If there’s anything the past year or so has shown us, it is that we humans are often such conformists. Time after time we have seen how people have made their decisions–or chosen their “side”–by what their crowd is doing. Whether that has involved the pandemic, politics, social protest or just about anything on social media, it seems that many people look around to see what everyone else is doing before they decide anything for themselves. But we must remember that as followers of Jesus, we are called to be different, to “no longer be conformed to this world, but to be transformed by the renewing of our minds.” (Romans 12:2)
I think one of the reasons why the apostle Paul wrote that was because he understood that it is part of our nature to try to follow the crowd. Social scientists have discovered that reality for a while. And in recent years, marketers and merchandisers–those who are trying to sell us stuff–have found that as well.
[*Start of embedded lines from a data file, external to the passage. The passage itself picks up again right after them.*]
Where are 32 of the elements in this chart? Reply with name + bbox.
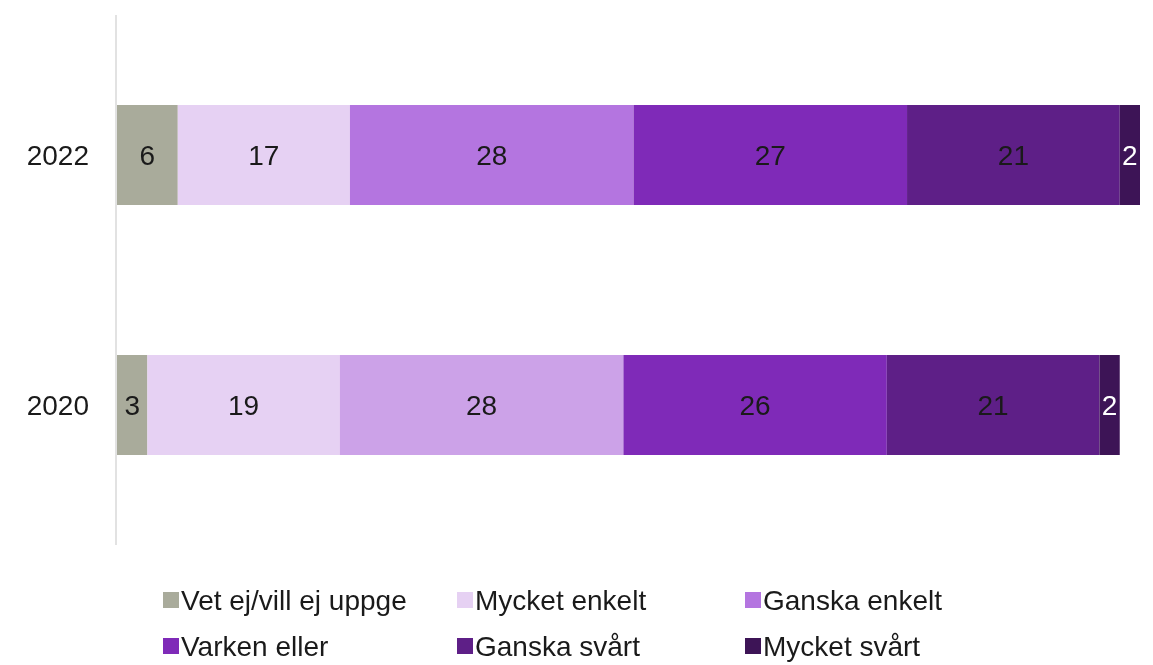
data-label: 2: [1101, 389, 1118, 421]
bar: [1099, 355, 1120, 455]
bar: [117, 355, 148, 455]
legend-label: Mycket enkelt: [475, 584, 647, 616]
legend-label: Mycket svårt: [763, 630, 921, 662]
data-label: 21: [997, 139, 1029, 171]
data-label: 19: [228, 389, 260, 421]
legend-label: Vet ej/vill ej uppge: [181, 584, 407, 616]
y-tick-label: 2020: [26, 389, 89, 421]
y-tick-label: 2022: [26, 139, 89, 171]
bar: [339, 355, 624, 455]
data-label: 3: [124, 389, 140, 421]
data-label: 28: [466, 389, 498, 421]
data-label: 6: [139, 139, 156, 171]
data-label: 17: [248, 139, 280, 171]
bar: [147, 355, 340, 455]
legend-label: Ganska enkelt: [763, 584, 943, 616]
bar: [633, 105, 908, 205]
data-label: 28: [476, 139, 508, 171]
legend-label: Ganska svårt: [475, 630, 641, 662]
bar: [117, 105, 178, 205]
bar: [177, 105, 350, 205]
bar: [623, 355, 887, 455]
data-label: 27: [754, 139, 786, 171]
bar: [907, 105, 1120, 205]
bar: [349, 105, 634, 205]
data-label: 21: [977, 389, 1009, 421]
data-label: 2: [1122, 139, 1138, 171]
data-label: 26: [739, 389, 771, 421]
bar: [1119, 105, 1140, 205]
bar: [886, 355, 1100, 455]
legend-label: Varken eller: [181, 630, 329, 662]
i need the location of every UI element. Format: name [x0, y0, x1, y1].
Customers find safety in numbers. We tend to judge a restaurant or recreational activity–and even a church–by how many other people are there. If there’s a crowd, it must be good. I read of one man in Utah who bought several used cars and lined them up in front of his store. His business increased significantly.
More than a hundred years ago, the Dutch philosopher Soren Kierkegaard warned that “the age of the crowd” was upon us. In such an age, said Kierkegaard, people would not think of deciding anything for themselves. They would look around and see what others were doing and just behave like them. Like sheep, just following the flock.
A television documentary a few years back showed a lot about the behavior of sheep–and perhaps humans too. One scene was a packing house where sheep were slaughtered. The sheep had to walk from their large pen up a narrow ramp and then turn right. In order to get the sheep to move up the ramp, a “Judas goat,” as he was called, was trained to lead the sheep up the ramp to their death.
The goat was placed among the sheep and then walked confidently to the ramp as the nervous sheep watched. After the goat got about five feet up the ramp, he stopped and confidently looked around at the other sheep, who then began to follow. Near the top of the ramp the goat turned left, as a gate was opened only for him and then closed. The sheep, however, continued up the ramp and turned right, to their death.
“My sheep hear My voice and I know them and they follow Me,” Jesus, once said. “I give eternal life to them, and they shall never perish; no one shall snatch them out of My hand.” (John 10:27-28)
My prayer for you is that in the age of the crowd, you will be faithful to only follow the Good Shepherd, who loved you enough to lay down His life for His sheep. Trust His leadership for your life, even if it means going against the flow of the crowd. It may be hard, but it will always be worth it.
I’m praying for you, as I hope you are for me, and I look forward to seeing you Sunday.